Alfred Allmers has returned from the mountains with a new purpose in his life; to renounce his great (but incomplete) moral writings and devote himself to his son (whether his sone wants it or not), crippled in an accident when a baby. His self-obsessed wife, Rita, his devoted sister Aster and his sister's admirer are there in the house when the mysterious Rat Wife appears, an event which seems to trigger the drowning of their son, Little Eyolf. Love, divided emotions and extreme jealousy create a destructive atmosphere which it seems will leave all of the relationships destroyed but actually, in the very end, there is potential redemption.

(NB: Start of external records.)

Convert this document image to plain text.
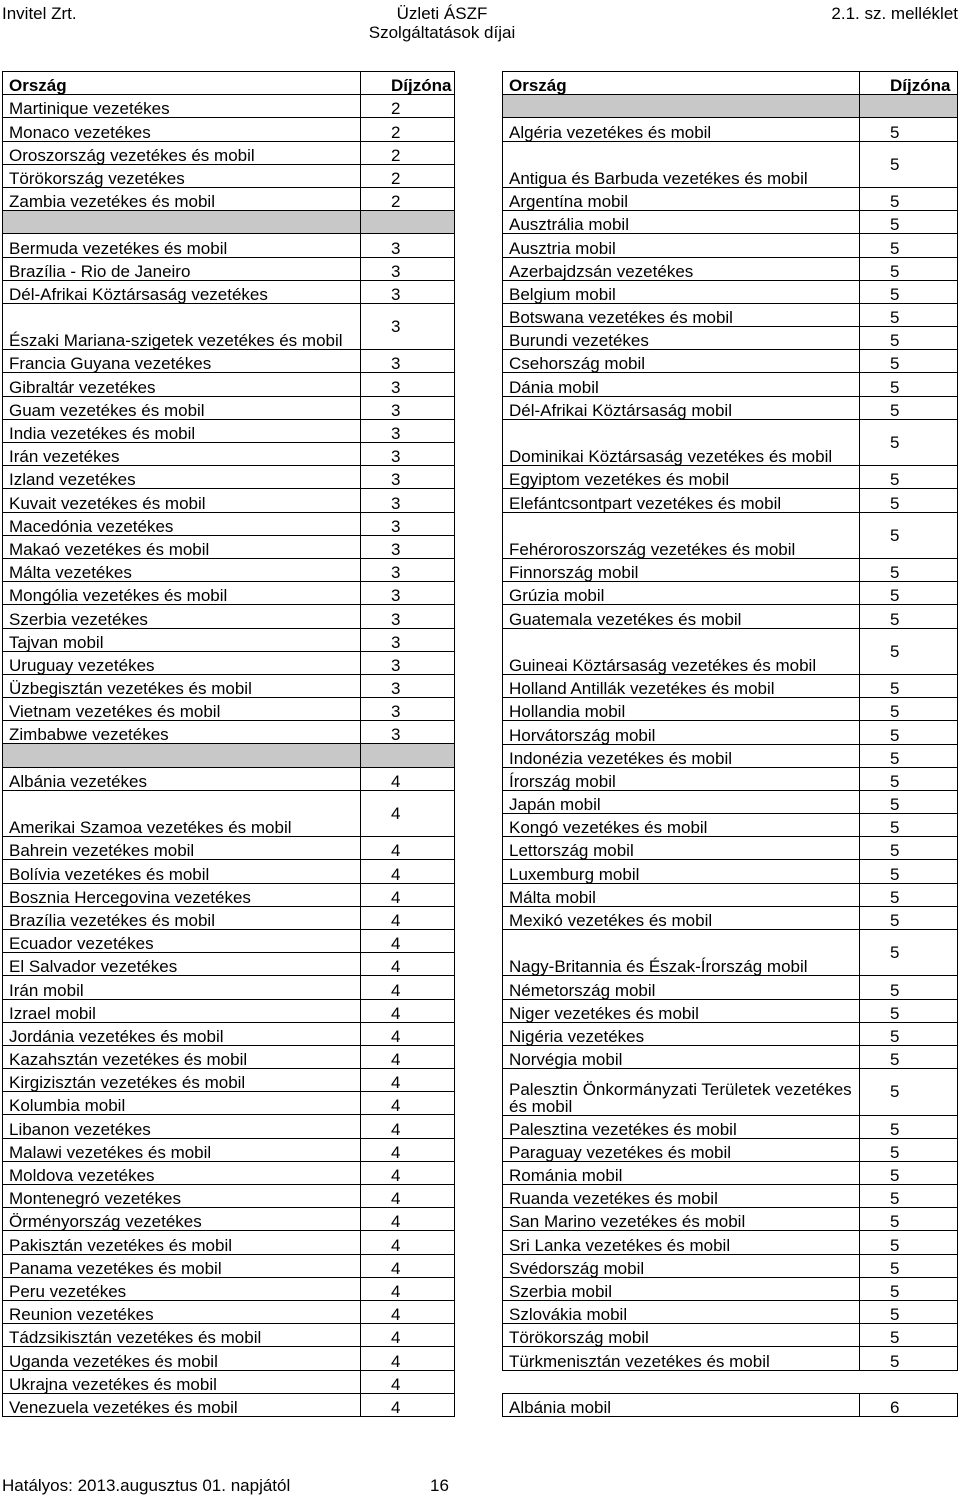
Invitel Zrt.	Üzleti ÁSZF
Szolgáltatások díjai
2.1. sz. melléklet
Ország	Díjzóna
Martinique vezetékes	2
Monaco vezetékes	2
Oroszország vezetékes és mobil	2
Törökország vezetékes	2
Zambia vezetékes és mobil	2

Bermuda vezetékes és mobil	3
Brazília - Rio de Janeiro	3
Dél-Afrikai Köztársaság vezetékes	3
Északi Mariana-szigetek vezetékes és mobil	3
Francia Guyana vezetékes	3
Gibraltár vezetékes	3
Guam vezetékes és mobil	3
India vezetékes és mobil	3
Irán vezetékes	3
Izland vezetékes	3
Kuvait vezetékes és mobil	3
Macedónia vezetékes	3
Makaó vezetékes és mobil	3
Málta vezetékes	3
Mongólia vezetékes és mobil	3
Szerbia vezetékes	3
Tajvan mobil	3
Uruguay vezetékes	3
Üzbegisztán vezetékes és mobil	3
Vietnam vezetékes és mobil	3
Zimbabwe vezetékes	3

Albánia vezetékes	4
Amerikai Szamoa vezetékes és mobil	4
Bahrein vezetékes mobil	4
Bolívia vezetékes és mobil	4
Bosznia Hercegovina vezetékes	4
Brazília vezetékes és mobil	4
Ecuador vezetékes	4
El Salvador vezetékes	4
Irán mobil	4
Izrael mobil	4
Jordánia vezetékes és mobil	4
Kazahsztán vezetékes és mobil	4
Kirgizisztán vezetékes és mobil	4
Kolumbia mobil	4
Libanon vezetékes	4
Malawi vezetékes és mobil	4
Moldova vezetékes	4
Montenegró vezetékes	4
Örményország vezetékes	4
Pakisztán vezetékes és mobil	4
Panama vezetékes és mobil	4
Peru vezetékes	4
Reunion vezetékes	4
Tádzsikisztán vezetékes és mobil	4
Uganda vezetékes és mobil	4
Ukrajna vezetékes és mobil	4
Venezuela vezetékes és mobil	4
Ország	Díjzóna

Algéria vezetékes és mobil	5
Antigua és Barbuda vezetékes és mobil	5
Argentína mobil	5
Ausztrália mobil	5
Ausztria mobil	5
Azerbajdzsán vezetékes	5
Belgium mobil	5
Botswana vezetékes és mobil	5
Burundi vezetékes	5
Csehország mobil	5
Dánia mobil	5
Dél-Afrikai Köztársaság mobil	5
Dominikai Köztársaság vezetékes és mobil	5
Egyiptom vezetékes és mobil	5
Elefántcsontpart vezetékes és mobil	5
Fehéroroszország vezetékes és mobil	5
Finnország mobil	5
Grúzia mobil	5
Guatemala vezetékes és mobil	5
Guineai Köztársaság vezetékes és mobil	5
Holland Antillák vezetékes és mobil	5
Hollandia mobil	5
Horvátország mobil	5
Indonézia vezetékes és mobil	5
Írország mobil	5
Japán mobil	5
Kongó vezetékes és mobil	5
Lettország mobil	5
Luxemburg mobil	5
Málta mobil	5
Mexikó vezetékes és mobil	5
Nagy-Britannia és Észak-Írország mobil	5
Németország mobil	5
Niger vezetékes és mobil	5
Nigéria vezetékes	5
Norvégia mobil	5
Palesztin Önkormányzati Területek vezetékes és mobil	5
Palesztina vezetékes és mobil	5
Paraguay vezetékes és mobil	5
Románia mobil	5
Ruanda vezetékes és mobil	5
San Marino vezetékes és mobil	5
Sri Lanka vezetékes és mobil	5
Svédország mobil	5
Szerbia mobil	5
Szlovákia mobil	5
Törökország mobil	5
Türkmenisztán vezetékes és mobil	5

Albánia mobil	6
Hatályos: 2013.augusztus 01. napjától	16
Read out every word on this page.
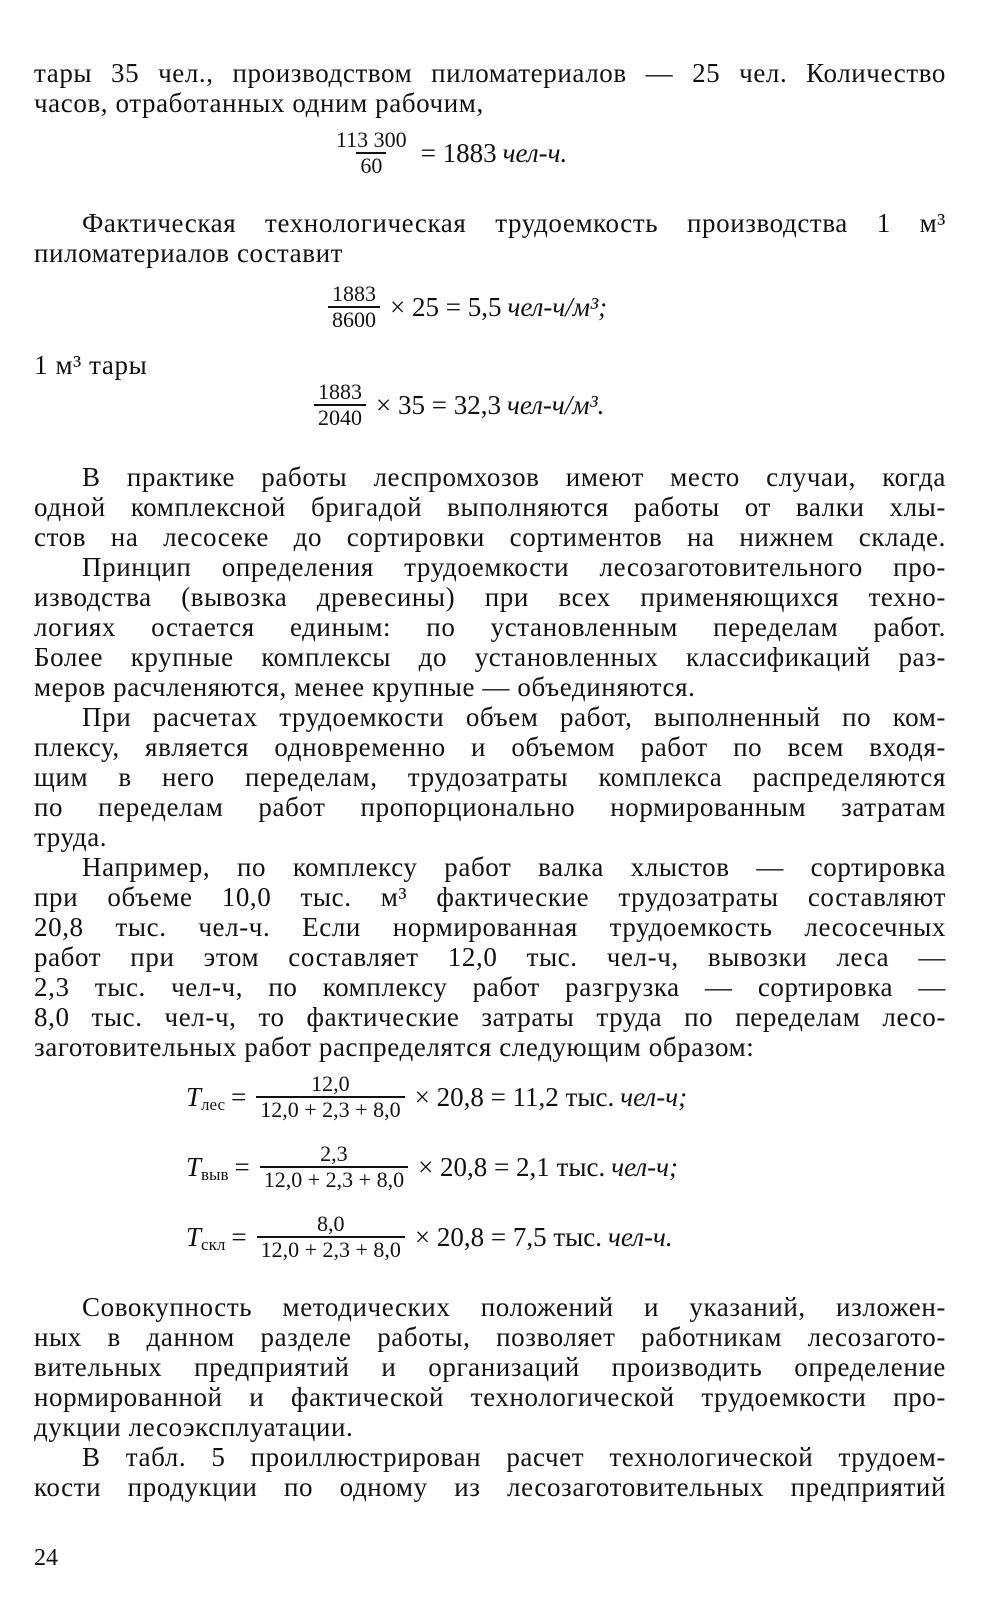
тары 35 чел., производством пиломатериалов — 25 чел. Количество
часов, отработанных одним рабочим,
$\frac{113 300}{60} = 1883$ чел-ч.
Фактическая технологическая трудоемкость производства 1 м³
пиломатериалов составит
$\frac{1883}{8600} \times 25 = 5,5$ чел-ч/м³;
1 м³ тары
$\frac{1883}{2040} \times 35 = 32,3$ чел-ч/м³.
В практике работы леспромхозов имеют место случаи, когда
одной комплексной бригадой выполняются работы от валки хлы-
стов на лесосеке до сортировки сортиментов на нижнем складе.
Принцип определения трудоемкости лесозаготовительного про-
изводства (вывозка древесины) при всех применяющихся техно-
логиях остается единым: по установленным переделам работ.
Более крупные комплексы до установленных классификаций раз-
меров расчленяются, менее крупные — объединяются.
При расчетах трудоемкости объем работ, выполненный по ком-
плексу, является одновременно и объемом работ по всем входя-
щим в него переделам, трудозатраты комплекса распределяются
по переделам работ пропорционально нормированным затратам
труда.
Например, по комплексу работ валка хлыстов — сортировка
при объеме 10,0 тыс. м³ фактические трудозатраты составляют
20,8 тыс. чел-ч. Если нормированная трудоемкость лесосечных
работ при этом составляет 12,0 тыс. чел-ч, вывозки леса —
2,3 тыс. чел-ч, по комплексу работ разгрузка — сортировка —
8,0 тыс. чел-ч, то фактические затраты труда по переделам лесо-
заготовительных работ распределятся следующим образом:
T лес = $\frac{12,0}{12,0 + 2,3 + 8,0} \times 20,8 = 11,2$ тыс. чел-ч;
T выв = $\frac{2,3}{12,0 + 2,3 + 8,0} \times 20,8 = 2,1$ тыс. чел-ч;
T скл = $\frac{8,0}{12,0 + 2,3 + 8,0} \times 20,8 = 7,5$ тыс. чел-ч.
Совокупность методических положений и указаний, изложен-
ных в данном разделе работы, позволяет работникам лесозагото-
вительных предприятий и организаций производить определение
нормированной и фактической технологической трудоемкости про-
дукции лесоэксплуатации.
В табл. 5 проиллюстрирован расчет технологической трудоем-
кости продукции по одному из лесозаготовительных предприятий
24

Anthony Biggs' direction brings out the isolation of these people, both from the rest of their society with whom they seem to have very little contact and from each other. Even Alfred and Aster, with all their mutually dependence, maintain a distance. The start of the play seems slow and stilted and Imogen's performance seems to start on an emotional high leaving itself nowhere else to go but these 'faults' seem to help draw the audience into the isolated, bizarre, artificial world that the characters have built around themselves, a deeply uncomfortable place on the verge of catastrophic collapse. The final image of the play was so powerfulk that even an audience member kicking over their coke can couldn't spoil it!
Imogen's Stubb's Rita is a powerhouse of self-destruction while Jonathan Cullen's Alfred moves confidently from self important pomposity to complete emotional collapse. I could watch Nadine Lewington's acting all night, her Aster is a masterclass in under-stated inner dialogue ... quite beautiful. Doreen Mantle was delightfully quirky and capable of being surprisingly scary with little more than a flick of the eyes.
Perfect? Perhaps not quite. Powerful, stunning and memorable? Most definitely!